When I finish, he sets the glass aside. “I’ll go run your bath.”

I weigh my options.

“I’ll do it myself.”

“Nah.” He shrugs, stands, and walks to the bathroom, leaving the door wide open. I hear him running water, the sound of the tub filling. He returns, hands up on the doorframe, showing off all those muscles that make my core clench, and says, “You need help getting there, unless you want to crawl.”

He’s right. I can barely move my legs, and the thought of walking on my shredded feet is enough to make me want to puke.

“Fine,” I snap. “Carry me.”

He grins, and for a moment the monster is back.

He scoops me up bridal style, and carries me to the bathroom.

The tub is enormous, white, with claws for feet.

Steam rises off the surface, and the smell of mint and eucalyptus hits me.

He sets me on the edge, then crouches and unwinds the bandages from my feet.

They look worse than they feel: skin raw, purple, toes swollen and fleshy, nails black. He hisses through his teeth.

“Sorry,” he mutters.

I say nothing. He peels the rest of the tape from my palms, exposing angry red skin and three new blisters.

“You were running like your life depended on it,” he says with a hint of pride.

“It did, moron.”

He tests the water with his hand, then slides his arm under my knees and lowers me into the tub. The heat is instant agony, then relief. I sink down, bite my lip, and refuse to make a sound.

He sits on the closed toilet lid, arms folded, watching me.

I glare at him. “You can leave now.”

“I’ll stay,” he smiles, and doesn’t elaborate.

The water stings, but I scrub anyway, watching the brown and red swirl away from my skin. I lift my foot, examine the cut across the arch, then let it drop with a splash. My hands are shaking.

He watches, and after a minute, says, “If you want, I can help.”

I want to say “fuck you.” But I want the pain gone more.

“Fine. But you don’t get to touch my tits.”

He laughs and grabs a washcloth from the counter. He dips it in the water, then kneels beside the tub and starts with my shoulder. His touch is gentle, precise. Not clinical, but not sexual either. He works the cuts, dabs at the scrapes, checks every inch of skin for infection.

He’s focused, mouth set, brow furrowed.

I watch his face. It’s different now. The arrogance is gone. There’s no trace of the predator, just the bone-deep concentration of someone trying not to fuck up again.

I want to talk to him, really talk, about everything. The Hunt, his past, my sister. Where I fit into all of it. The words don’t come and I’m not sure how to form them.

He moves to my back, fingers careful over the bruised ribs.
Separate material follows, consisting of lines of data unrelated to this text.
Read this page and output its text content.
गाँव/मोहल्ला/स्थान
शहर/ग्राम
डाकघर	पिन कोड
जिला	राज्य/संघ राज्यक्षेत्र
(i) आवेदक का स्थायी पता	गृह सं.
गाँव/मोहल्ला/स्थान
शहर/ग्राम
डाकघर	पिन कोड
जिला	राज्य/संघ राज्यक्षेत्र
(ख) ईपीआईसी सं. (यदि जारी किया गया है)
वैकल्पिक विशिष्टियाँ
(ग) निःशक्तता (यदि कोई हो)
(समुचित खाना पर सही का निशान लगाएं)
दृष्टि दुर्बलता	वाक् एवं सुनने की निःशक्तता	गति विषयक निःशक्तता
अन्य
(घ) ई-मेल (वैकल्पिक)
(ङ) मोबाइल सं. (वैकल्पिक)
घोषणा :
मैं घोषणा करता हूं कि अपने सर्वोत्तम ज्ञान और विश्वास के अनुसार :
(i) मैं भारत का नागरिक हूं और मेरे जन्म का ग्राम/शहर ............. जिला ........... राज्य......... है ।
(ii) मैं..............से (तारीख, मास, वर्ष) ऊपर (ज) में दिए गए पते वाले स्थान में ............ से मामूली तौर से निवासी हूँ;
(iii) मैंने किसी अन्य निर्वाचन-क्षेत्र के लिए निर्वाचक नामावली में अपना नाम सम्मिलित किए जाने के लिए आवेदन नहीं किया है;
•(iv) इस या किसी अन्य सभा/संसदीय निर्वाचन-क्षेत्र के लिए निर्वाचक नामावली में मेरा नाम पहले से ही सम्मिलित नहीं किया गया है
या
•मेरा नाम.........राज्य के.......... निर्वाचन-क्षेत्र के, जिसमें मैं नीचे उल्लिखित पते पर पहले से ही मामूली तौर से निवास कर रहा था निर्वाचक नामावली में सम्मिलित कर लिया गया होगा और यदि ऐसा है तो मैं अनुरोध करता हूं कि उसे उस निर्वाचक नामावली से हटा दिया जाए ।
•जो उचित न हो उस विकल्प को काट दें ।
He winces when he sees the purple and yellow bloom over my side.

He rinses the cloth and moves to my thighs, scrubbing out the pain, massaging the muscle.

I try not to squirm, but the pain is sharp and clean, like it’s burning away everything that came before.

Washing my hair is a ritual in and of itself, but he takes his time, working out the knots and dirt until my hair squeaks under his fingers.

By the time he finishes, the water is the color of weak tea, and my skin feels new, as if I’ve shed the last layer of the old me.

His hands grasp my forearms as he helps me stand, then wraps me in a towel, patting my hair dry with another. He carries me back to the bed, sets me down, and leaves to get the first-aid kit.

When he returns, he kneels by the bed and starts dabbing ointment onto my feet. He wraps them with fresh gauze, tapes my hands, checks the swelling on my ankle.